Assim como no segundo exemplo do vaso, acontecem as mudanças do meditador. Ele pratica, pratica, pratica e, em um belo dia, se percebe mudado sob algum aspecto. Por alguma via não entendida, algo de modificou nos seus pensamentos (mudança cognitiva); e algo se modificou no seu comportamento (mudança comportamental). Também curioso é o fato de que essa nova faceta cognitivo-comportamental, uma vez alcançada, costuma ser irreversível. Por exemplo, vamos imaginar que alguém que medita, a partir de certo momento não tem mais vontade de comer carne vermelha. Isso geralmente não tem mais volta. Ele pode continuar a ingerir carne, pode dizer a todos que ainda gosta de carne, pode continuar comprando carne todas as semanas, mas no fundo não gozará mais do mesmo paladar, não terá mais o mesmo prazer ao comer carne. Ele meditou e isso aconteceu; simplesmente, aconteceu…
Você, adulto, que agora lê esta coluna, pode um dia ter usado mamadeira. Mas hoje isso não tem mais nenhum sentido. Uma mamadeira não lhe dá mais prazer, como lhe dava quando criança. Você pode utilizá-la a qualquer momento, se quiser; você até conseguiria, só que não tem mais nenhuma necessidade; não lhe sobrevêm mais nenhum prazer; ela não lhe é mais necessária. Talvez você nem lembre mais quando foi que, exatamente, deixou de haver a vontade de tomar mamadeira, mas não tem dúvida de que não precisa mais dela. Uma postura cognitivo-comportamental passada, que foi “dissolvida” pela meditação, não tem mais como retroceder, da mesma forma que você não tem mais como voltar a tomar mamadeira. Isso não é mais possível. A não ser que você caia e bata a cabeça, não há quase nada que possa fazê-lo regressar à mamadeira.
Muito diferente disso é começar a meditar
e dizer: “agora que medito, não como mais carne”; ou “agora que medito, não tomo mais bebidas alcoólicas”; ou “agora que medito, não janto mais em restaurantes caros”. Assim não adianta, porque isso não é mudança; Isso é apenas “pose de meditador”. O sujeito começa a meditar e diz: “agora, nada mais vai me deixar nervoso, pois sou um meditador”. Aí, então, começam a lhe acontecer várias coisas irritantes, que dão vontade de “matar alguém”, e ele fica “se segurando” para não demonstrar qualquer irritação. Afinal “irritação é coisa de seres inferiores”, e ele é um meditador, e “um meditador nunca se irrita”.
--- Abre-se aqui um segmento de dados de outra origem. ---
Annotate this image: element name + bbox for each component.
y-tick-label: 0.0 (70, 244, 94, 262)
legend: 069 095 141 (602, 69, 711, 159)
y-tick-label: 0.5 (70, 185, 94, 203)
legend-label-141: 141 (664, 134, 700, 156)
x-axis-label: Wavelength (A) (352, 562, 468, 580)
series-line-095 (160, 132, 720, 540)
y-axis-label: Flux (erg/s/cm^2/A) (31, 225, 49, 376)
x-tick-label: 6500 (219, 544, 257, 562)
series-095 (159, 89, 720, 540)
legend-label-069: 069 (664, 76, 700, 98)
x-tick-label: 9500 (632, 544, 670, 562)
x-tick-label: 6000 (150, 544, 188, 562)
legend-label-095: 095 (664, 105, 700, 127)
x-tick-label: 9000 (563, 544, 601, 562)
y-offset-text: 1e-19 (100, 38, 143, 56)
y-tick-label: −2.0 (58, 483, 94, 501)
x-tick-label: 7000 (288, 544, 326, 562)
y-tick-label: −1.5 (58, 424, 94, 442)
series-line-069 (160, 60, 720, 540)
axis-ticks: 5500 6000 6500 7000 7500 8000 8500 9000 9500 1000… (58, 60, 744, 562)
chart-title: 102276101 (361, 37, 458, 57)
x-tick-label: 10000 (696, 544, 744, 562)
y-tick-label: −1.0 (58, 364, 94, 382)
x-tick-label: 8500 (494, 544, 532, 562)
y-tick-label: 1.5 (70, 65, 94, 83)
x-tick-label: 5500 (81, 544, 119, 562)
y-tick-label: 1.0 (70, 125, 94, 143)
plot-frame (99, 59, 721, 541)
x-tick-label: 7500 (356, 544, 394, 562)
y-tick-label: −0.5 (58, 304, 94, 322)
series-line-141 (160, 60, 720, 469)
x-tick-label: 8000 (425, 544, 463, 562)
O exemplo acima caracteriza o que chamamos de “pose de meditador”. Nada mudou no aprendiz. Ele está meditando e dá o melhor de si para isso; está fazendo o possível para seguir a técnica e manter a regularidade, mas isso não quer dizer que “algo já tenha acontecido”. Já vi muitas dezenas de aprendizes por aí fazendo “pose de meditador”. Apesar da vergonha, confesso que eu, mesmo, em meus primeiros anos, assumia esta tal “pose”. E nessa “pose” o principiante pode usar novas roupas, pode deixar de comer carne, pode parecer que não se irrita mais com nada, e assim por diante.
Acredite em mim: isso não adianta nada! Meditação não tem “acordos terapêuticos”, como ocorre em uma terapia comportamental, por exemplo. Quando se medita, as mudanças acontecem “do nada”, ou então não acontecem. Nada adianta “fazer pose”; se algo ainda não mudou, é porque ainda não é o seu tempo.
Desde que falei com aquela conhecida instrutora, me senti na obrigação de escrever sobre esse tema. Agora, cumpro meu dever, insurgindo-me contra a chamada “pose de meditador”.
Meditação é técnica. Meditação é prática regular. O resto, apenas consequência. Por isso, não procure “fazer pose”. Medite, persista, relaxe, confie, e as mudanças acabarão acontecendo.